Léo Jardim Vasco (Fotos: Matheus Lima/Vasco).
As quartas de final da Copa do Brasil prometem fortes emoções com o confronto decisivo entre Vasco e Vitória. Com uma cobiçada vaga nas semifinais em jogo, ambas as equipes buscam garantir uma vantagem crucial neste duelo eliminatório de alto nível. A bola rola às 21h30 (horário de Brasília) do dia 26 de agosto de 2026.
O retrospecto direto tem visto uma troca constante de triunfos entre os dois lados, com o cruzmaltino sustentando uma ligeira margem histórica, o que prepara o terreno para um jogo altamente disputado. Neste artigo, detalhamos o histórico estatístico, os números individuais e os fatores determinantes enquanto estas duas equipes lutam para dar mais um passo rumo ao título da Copa do Brasil.
| Mercado | Vasco | Empate | Vitória |
|---|---|---|---|
| Resultado | 1.57 | 3.70 | 6.50 |
Como se trata de um duelo eliminatório, os números mais relevantes são aqueles produzidos pelas duas equipes dentro da própria Copa do Brasil. Cada uma disputou quatro partidas na competição até aqui, com campanhas espelhadas em resultados, mas com perfis bem diferentes na forma de jogar.
| Métrica (Copa do Brasil) | Vasco | Vitória |
|---|---|---|
| Jogos | 4 | 4 |
| Vitórias | 2 | 2 |
| Gols marcados por jogo | 1,8 | 1,8 |
| Gols sofridos por jogo | 0,8 | 1,0 |
| Chutes no gol por jogo | 4,5 | 3,8 |
| Escanteios (total no torneio) | 22 | 9 |
| Média de posse de bola | 48,8% | 40,1% |
Um mergulho nestes números destaca forças e vulnerabilidades distintas para os dois elencos:
Enquanto Vasco e Vitória se preparam para pisar no gramado por estas quartas de final da Copa do Brasil, os números da campanha revelam duas equipes muito parecidas no resultado final e bastante distintas no caminho até ele. Ambas somam duas vitórias em quatro jogos e marcam 1,8 gol por partida, mas o que muda é o modo de chegar lá.
Para a equipe mandante, o Vasco chega com a melhor solidez defensiva do confronto: 0,8 gol sofrido por jogo. Somando isso à leve vantagem na posse (48,8%), aos 4,5 chutes no gol por partida e aos 22 escanteios acumulados na competição, o time de Pedro Emanuel tem argumentos para transformar pressão em volume e sufocar o adversário no último terço.

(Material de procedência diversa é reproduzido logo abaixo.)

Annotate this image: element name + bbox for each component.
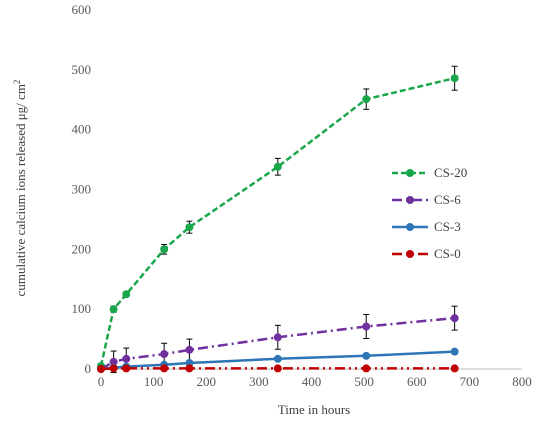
data-point-cs-20-336 — [273, 162, 282, 171]
y-tick-label-600: 600 — [72, 2, 92, 17]
x-tick-label-400: 400 — [302, 374, 322, 389]
data-point-cs-0-120 — [160, 364, 169, 373]
data-point-cs-0-336 — [273, 364, 282, 373]
data-point-cs-6-504 — [362, 322, 371, 331]
data-point-cs-6-120 — [160, 350, 169, 359]
data-point-cs-6-336 — [273, 333, 282, 342]
legend-marker-cs-3 — [406, 223, 414, 231]
data-point-cs-0-504 — [362, 364, 371, 373]
legend-item-cs-20: CS-20 — [392, 165, 467, 180]
data-point-cs-6-672 — [450, 314, 459, 323]
x-tick-label-200: 200 — [197, 374, 217, 389]
x-axis-ticks: 0 100 200 300 400 500 600 700 800 — [98, 374, 532, 389]
series-cs-0 — [97, 364, 459, 373]
legend-marker-cs-6 — [406, 196, 414, 204]
legend-label-cs-3: CS-3 — [434, 219, 461, 234]
series-line-cs-20 — [99, 76, 455, 367]
x-axis-title: Time in hours — [278, 402, 350, 417]
data-point-cs-20-24 — [109, 305, 118, 314]
data-point-cs-0-24 — [109, 364, 118, 373]
x-tick-label-0: 0 — [98, 374, 105, 389]
data-point-cs-6-24 — [109, 357, 118, 366]
y-tick-label-400: 400 — [72, 122, 92, 137]
legend: CS-20 CS-6 CS-3 CS-0 — [392, 165, 467, 261]
y-axis-title: cumulative calcium ions released μg/ cm2 — [12, 80, 28, 297]
legend-item-cs-6: CS-6 — [392, 192, 461, 207]
y-axis-title-main: cumulative calcium ions released μg/ cm — [13, 84, 28, 296]
legend-item-cs-0: CS-0 — [392, 246, 461, 261]
data-point-cs-6-48 — [122, 354, 131, 363]
data-point-cs-0-672 — [450, 364, 459, 373]
x-tick-label-800: 800 — [512, 374, 532, 389]
x-tick-label-300: 300 — [249, 374, 269, 389]
y-tick-label-200: 200 — [72, 241, 92, 256]
data-point-cs-20-48 — [122, 290, 131, 299]
y-axis-ticks: 0 100 200 300 400 500 600 — [72, 2, 92, 376]
x-tick-label-100: 100 — [144, 374, 164, 389]
data-point-cs-0-168 — [185, 364, 194, 373]
series-layer — [97, 65, 459, 374]
legend-label-cs-6: CS-6 — [434, 192, 461, 207]
x-tick-label-600: 600 — [407, 374, 427, 389]
legend-marker-cs-20 — [406, 169, 414, 177]
x-tick-label-500: 500 — [354, 374, 374, 389]
data-point-cs-20-120 — [160, 245, 169, 254]
y-tick-label-0: 0 — [85, 361, 92, 376]
data-point-cs-20-168 — [185, 223, 194, 232]
x-tick-label-700: 700 — [460, 374, 480, 389]
data-point-cs-3-672 — [450, 347, 459, 356]
series-cs-6 — [97, 305, 459, 374]
legend-item-cs-3: CS-3 — [392, 219, 461, 234]
data-point-cs-3-504 — [362, 351, 371, 360]
data-point-cs-3-336 — [273, 354, 282, 363]
data-point-cs-20-672 — [450, 74, 459, 83]
data-point-cs-20-504 — [362, 95, 371, 104]
y-tick-label-100: 100 — [72, 301, 92, 316]
legend-label-cs-0: CS-0 — [434, 246, 461, 261]
data-point-cs-0-0 — [97, 365, 105, 373]
legend-marker-cs-0 — [406, 250, 414, 258]
y-tick-label-500: 500 — [72, 62, 92, 77]
y-axis-title-superscript: 2 — [12, 80, 22, 85]
series-line-cs-6 — [100, 316, 455, 371]
data-point-cs-6-168 — [185, 345, 194, 354]
legend-label-cs-20: CS-20 — [434, 165, 467, 180]
series-cs-20 — [97, 65, 459, 371]
y-tick-label-300: 300 — [72, 182, 92, 197]
data-point-cs-0-48 — [122, 364, 131, 373]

Na outra metade do campo, o Vitória vem provando que não precisa da bola para ser perigoso. Com 40,1% de posse média — e ainda assim 1,8 gol marcado por jogo —, os visitantes apostam na eficiência: 3,8 chutes no gol por partida convertidos em resultados. O caminho passa por transições rápidas e pelo oportunismo dos atacantes.

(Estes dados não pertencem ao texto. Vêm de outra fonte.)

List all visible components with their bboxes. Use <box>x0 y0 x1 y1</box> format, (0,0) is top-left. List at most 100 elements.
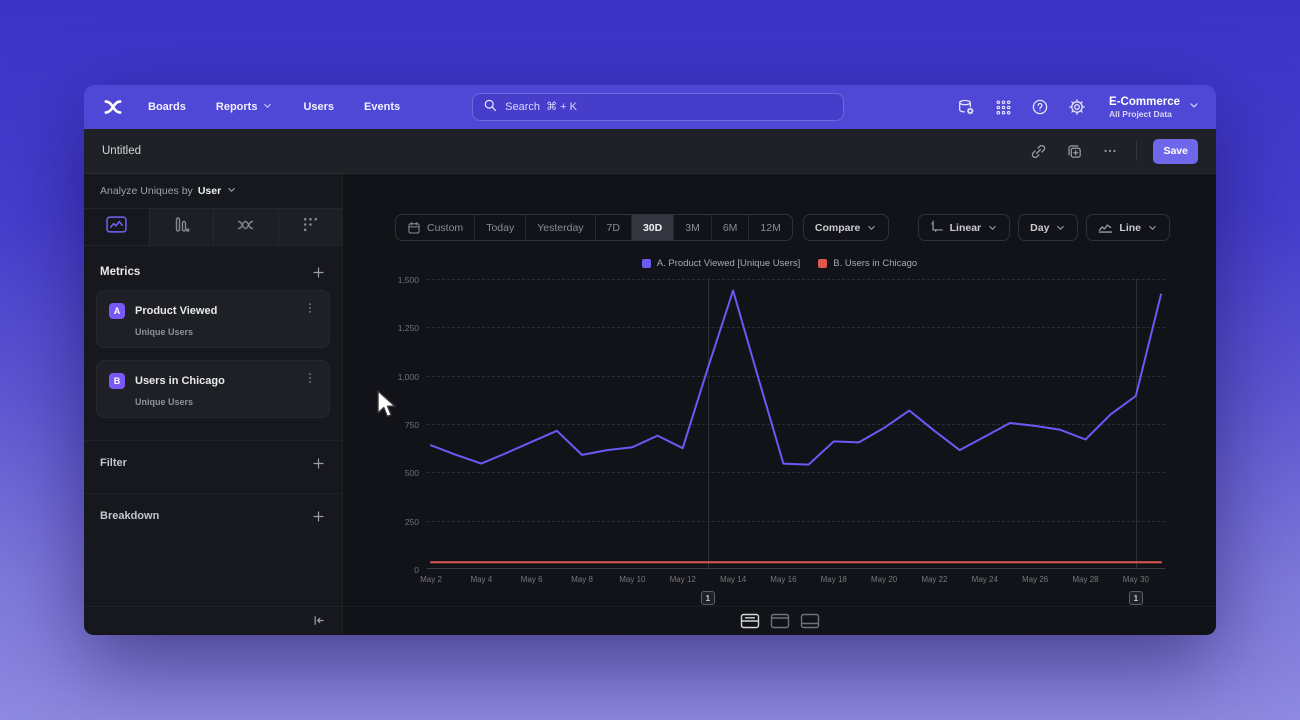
scale-dropdown[interactable]: Linear <box>917 214 1011 241</box>
chart-controls: Custom Today Yesterday 7D 30D 3M 6M 12M Compare… <box>395 214 1170 241</box>
more-icon[interactable] <box>1100 141 1120 161</box>
nav-item-boards[interactable]: Boards <box>148 101 186 113</box>
add-breakdown-button[interactable] <box>310 508 326 524</box>
collapse-sidebar-icon[interactable] <box>311 613 326 628</box>
date-range-label: 3M <box>685 221 700 234</box>
mixpanel-logo-icon[interactable] <box>100 94 126 120</box>
chart-only-view-toggle[interactable] <box>770 613 790 629</box>
x-axis-label: May 4 <box>470 575 493 584</box>
annotation-badge[interactable]: 1 <box>1128 591 1143 605</box>
toolbar-actions: Save <box>1028 138 1198 164</box>
tab-bar-chart[interactable] <box>148 209 213 245</box>
x-axis-label: May 18 <box>820 575 847 584</box>
gridline <box>427 424 1165 425</box>
date-range-7d[interactable]: 7D <box>594 215 631 240</box>
search-input[interactable] <box>505 101 834 113</box>
chart-series-layer <box>430 289 1162 564</box>
date-range-3m[interactable]: 3M <box>673 215 711 240</box>
flows-icon <box>236 217 255 238</box>
help-icon[interactable] <box>1029 96 1051 118</box>
date-range-custom[interactable]: Custom <box>396 215 474 240</box>
database-settings-icon[interactable] <box>955 96 977 118</box>
annotation-badge[interactable]: 1 <box>700 591 715 605</box>
project-subtitle: All Project Data <box>1109 108 1172 119</box>
top-navbar: Boards Reports Users Events <box>84 85 1216 129</box>
split-view-toggle[interactable] <box>740 613 760 629</box>
app-window: Boards Reports Users Events <box>84 85 1216 635</box>
date-range-30d[interactable]: 30D <box>630 215 674 240</box>
interval-label: Day <box>1030 221 1050 234</box>
date-range-label: 30D <box>642 221 663 234</box>
legend-swatch <box>818 259 828 268</box>
tab-retention[interactable] <box>277 209 342 245</box>
y-axis-label: 1,250 <box>397 323 419 334</box>
date-range-label: Yesterday <box>537 221 584 234</box>
gridline <box>427 472 1165 474</box>
date-range-12m[interactable]: 12M <box>748 215 791 240</box>
chart-legend: A. Product Viewed [Unique Users] B. Users… <box>343 258 1216 269</box>
tab-flows[interactable] <box>213 209 278 245</box>
x-axis-label: May 12 <box>669 575 696 584</box>
nav-item-label: Boards <box>148 101 186 113</box>
analyze-entity-dropdown[interactable]: User <box>197 185 222 197</box>
bar-chart-icon <box>172 216 190 238</box>
metric-card-users-in-chicago[interactable]: B Users in Chicago Unique Users <box>96 360 330 418</box>
legend-label: B. Users in Chicago <box>833 258 918 269</box>
interval-dropdown[interactable]: Day <box>1018 214 1079 241</box>
gridline <box>427 279 1165 280</box>
metrics-title: Metrics <box>100 266 141 278</box>
date-range-label: 7D <box>606 221 620 234</box>
duplicate-icon[interactable] <box>1064 141 1084 161</box>
legend-swatch <box>641 259 651 268</box>
y-axis-label: 1,000 <box>397 371 419 382</box>
nav-item-users[interactable]: Users <box>303 101 334 113</box>
tab-insights-line[interactable] <box>84 209 149 245</box>
line-chart-plot[interactable]: 1,500 1,250 1,000 750 500 250 0 1 1 May 2 May 4 May… <box>398 275 1165 605</box>
series-line-a-product-viewed-unique-users-[interactable] <box>430 289 1162 466</box>
settings-gear-icon[interactable] <box>1066 96 1088 118</box>
nav-item-events[interactable]: Events <box>364 101 400 113</box>
chevron-down-icon <box>262 100 273 114</box>
apps-grid-icon[interactable] <box>992 96 1014 118</box>
project-name: E-Commerce <box>1109 95 1180 108</box>
nav-item-label: Events <box>364 101 401 113</box>
date-range-6m[interactable]: 6M <box>710 215 749 240</box>
chevron-down-icon <box>226 184 237 198</box>
nav-item-reports[interactable]: Reports <box>216 100 274 114</box>
breakdown-section: Breakdown <box>84 493 342 524</box>
legend-item-a-product-viewed-unique-users-[interactable]: A. Product Viewed [Unique Users] <box>641 258 801 269</box>
chart-type-label: Line <box>1119 221 1141 234</box>
project-switcher[interactable]: E-Commerce All Project Data <box>1109 95 1200 120</box>
report-title: Untitled <box>102 145 141 157</box>
scale-label: Linear <box>949 221 982 234</box>
add-filter-button[interactable] <box>310 455 326 471</box>
date-range-today[interactable]: Today <box>474 215 525 240</box>
add-metric-button[interactable] <box>310 264 326 280</box>
retention-dots-icon <box>302 216 319 238</box>
gridline <box>427 520 1165 522</box>
date-range-yesterday[interactable]: Yesterday <box>525 215 594 240</box>
x-axis-label: May 24 <box>971 575 998 584</box>
x-axis-label: May 2 <box>420 575 442 584</box>
kebab-menu-icon[interactable] <box>303 301 317 320</box>
metric-name: Users in Chicago <box>135 374 225 387</box>
compare-button[interactable]: Compare <box>802 214 890 241</box>
date-range-label: 6M <box>722 221 738 234</box>
y-axis-label: 1,500 <box>397 275 419 285</box>
analyze-label: Analyze Uniques by <box>100 185 193 197</box>
kebab-menu-icon[interactable] <box>303 371 317 390</box>
metrics-header: Metrics <box>100 264 326 280</box>
chart-type-dropdown[interactable]: Line <box>1086 214 1170 241</box>
query-sidebar: Analyze Uniques by User <box>84 174 343 634</box>
x-axis-label: May 28 <box>1072 575 1099 584</box>
search-icon <box>483 98 497 117</box>
table-only-view-toggle[interactable] <box>800 613 820 629</box>
legend-item-b-users-in-chicago[interactable]: B. Users in Chicago <box>818 258 917 269</box>
legend-label: A. Product Viewed [Unique Users] <box>656 258 801 269</box>
global-search[interactable] <box>472 93 845 121</box>
date-range-label: 12M <box>760 221 781 234</box>
link-icon[interactable] <box>1028 141 1048 161</box>
metric-card-product-viewed[interactable]: A Product Viewed Unique Users <box>96 290 330 348</box>
save-button[interactable]: Save <box>1153 138 1198 164</box>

O alerta para o time de Jair Ventura está nos detalhes que sustentam uma campanha de mata-mata: 1,0 gol sofrido por jogo e apenas 9 escanteios em quatro partidas, indicando pouca produção em bola parada ofensiva. Contra um rival que gera quase o dobro de situações desse tipo, cada erro defensivo pesa mais.